Potential incentives
Severin Borenstein, a professor and faculty director of the Energy Institute at UC Berkeley’s Haas School of Business, says that California is making drastic changes to revamp its electricity system. There’s a move towards cleaner energy, and there are many costs associated with wildfire prevention. These costs are currently being passed to customers through the kilowatt per hour usage rate, which is now three to four times higher than the actual cost of providing electricity, according to Borenstein.
“It’s massively distorting the electricity system,” Borenstein says — so the proposal is meant to rectify this by making the usage rate more reflective of the actual cost of providing electricity, and by making up that lost revenue through the fixed monthly charge.
And, Borenstein says, it would do less to discourage customers from investing in things like electric vehicles and induction electric stoves.
Currently, a resident who buys a heat pump, for example, would be paying “astronomical rates” every day they run it, Borenstein says, about 30-40 cents per kilowatt hour. A fixed cost that does not vary by usage could make electric options more attractive.
Borenstein says this happened with rooftop solar panels, and he believes the same would occur here.
But Ahmad Faruqui, an economist who focuses on the customer side of electricity consumption, says this is like a social experiment.

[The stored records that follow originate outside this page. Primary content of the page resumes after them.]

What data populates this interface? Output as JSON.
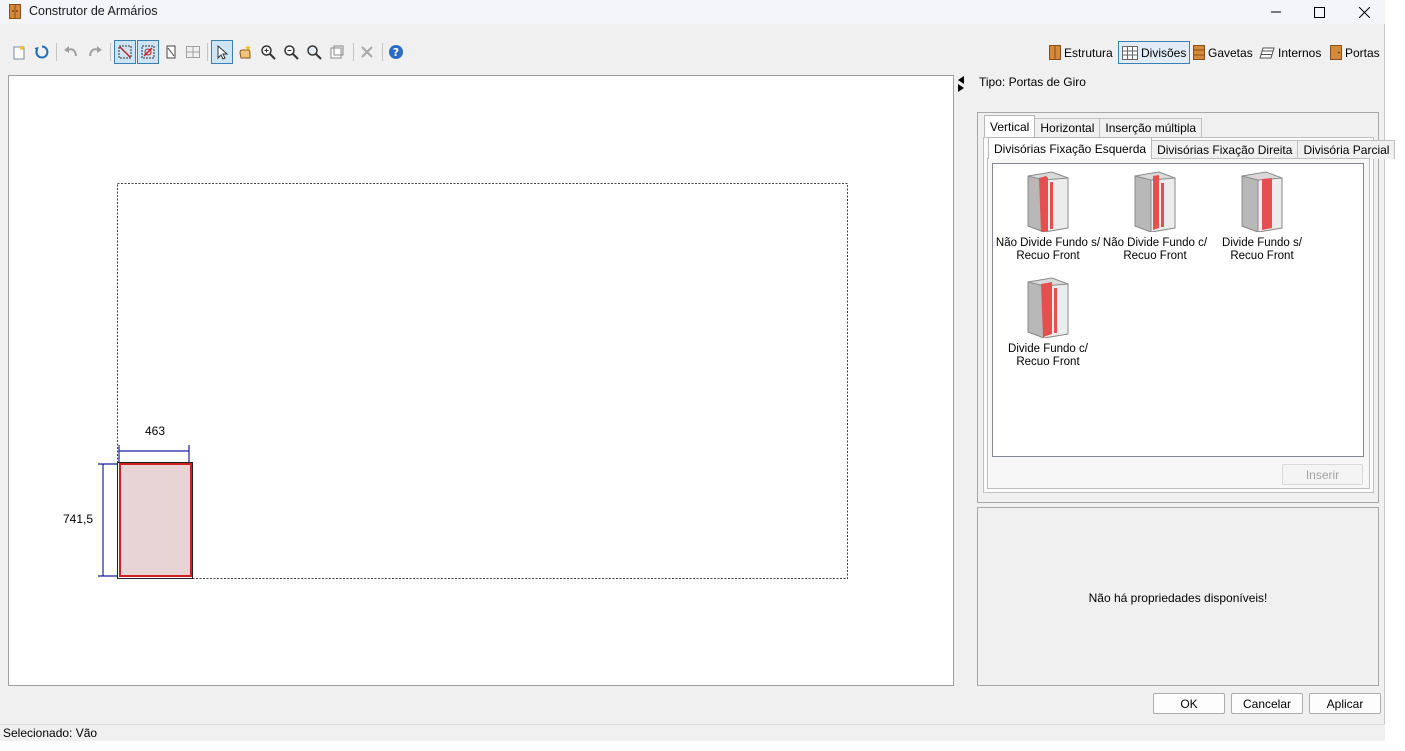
{
  "window": {
    "title": "Construtor de Armários"
  },
  "toolbar": {
    "tools": [
      "new-icon",
      "refresh-icon",
      "undo-icon",
      "redo-icon",
      "draw-select-icon",
      "erase-icon",
      "dimension-icon",
      "grid-icon",
      "pointer-icon",
      "hand-add-icon",
      "zoom-in-icon",
      "zoom-out-icon",
      "zoom-fit-icon",
      "window-icon",
      "delete-icon",
      "help-icon"
    ]
  },
  "modes": {
    "estrutura": "Estrutura",
    "divisoes": "Divisões",
    "gavetas": "Gavetas",
    "internos": "Internos",
    "portas": "Portas"
  },
  "canvas": {
    "width_label": "463",
    "height_label": "741,5"
  },
  "panel": {
    "tipo": "Tipo: Portas de Giro",
    "tabs": [
      "Vertical",
      "Horizontal",
      "Inserção múltipla"
    ],
    "subtabs": [
      "Divisórias Fixação Esquerda",
      "Divisórias Fixação Direita",
      "Divisória Parcial"
    ],
    "items": [
      {
        "label": "Não Divide Fundo s/ Recuo Front",
        "icon": "cabinet-divider-icon"
      },
      {
        "label": "Não Divide Fundo c/ Recuo Front",
        "icon": "cabinet-divider-icon"
      },
      {
        "label": "Divide Fundo s/ Recuo Front",
        "icon": "cabinet-divider-icon"
      },
      {
        "label": "Divide Fundo c/ Recuo Front",
        "icon": "cabinet-divider-icon"
      }
    ],
    "insert_button": "Inserir"
  },
  "properties": {
    "empty_message": "Não há propriedades disponíveis!"
  },
  "dialog_buttons": {
    "ok": "OK",
    "cancel": "Cancelar",
    "apply": "Aplicar"
  },
  "status": {
    "selected": "Selecionado: Vão"
  },
  "colors": {
    "accent": "#3c7fb1",
    "selection_red": "#cc1f1f",
    "selection_fill": "#e8d3d5",
    "dimension_blue": "#1f1f9c"
  }
}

“Most people are not buying a heat pump or a car in any particular year. Probably less than five to 10% of the people are doing it,” Faruqui says. “So why suddenly impose this untested, not empirically-based algorithm on 11 million customers?”
Further, Faruqui says that there are already programs in place to assist low-income customers: they can currently receive a 30-35% discount on their bills, subsidized by other customers.

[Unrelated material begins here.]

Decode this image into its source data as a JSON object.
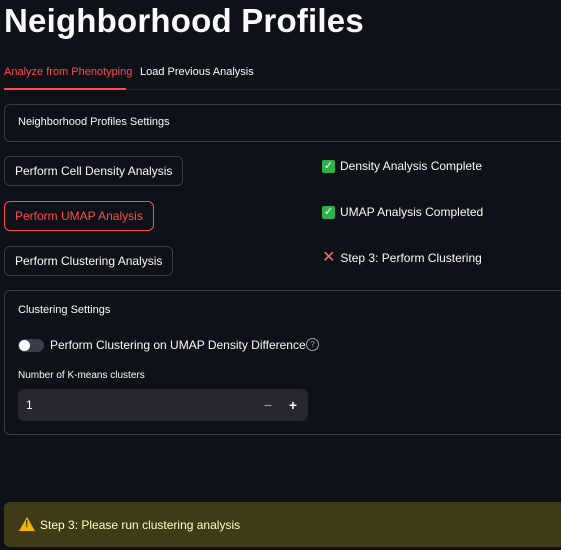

“My view is: The legislature really wants to assist the low-income customers, and I'm all for that,” Faruqui says. “Do it with a tax code, do not do it through the rate design, because there is no cost basis for saying that high-income customers are more expensive to serve than low-income customers.”
Why there may be significant implementation challenges
Faruqui says the fixed charges are much higher than the charges of peer utilities departments in other cities and countries — while the lowest-income customers would see a benefit, many middle class customers will actually see their bills go up.
Plus, this proposal is unprecedented in the U.S. and even globally, Faruqui says, because it is rife with bureaucratic red tape and potential for fraud. Many wonder how utility companies can verify incomes without bringing about privacy concerns — Dunleavy, from SoCal Electric, says that protecting customer privacy will be a top consideration. One possibility could be for a state agency or verified third party to take over this part of the process.
Another potential concern is that this could encourage overuse of electricity, but Borenstein says the rate will not be low enough for that would become a concern. He says he’s confident that if the rates are well-designed, and also vary based on what time people are using electricity, the grid would be able to handle it.
“The only way we are going to decarbonize the California economy is by massive electrification,” Borenstein says. “And we're just not going to do that charging people 30 or 40 cents a kilowatt hour. The electrification just doesn't pencil out.”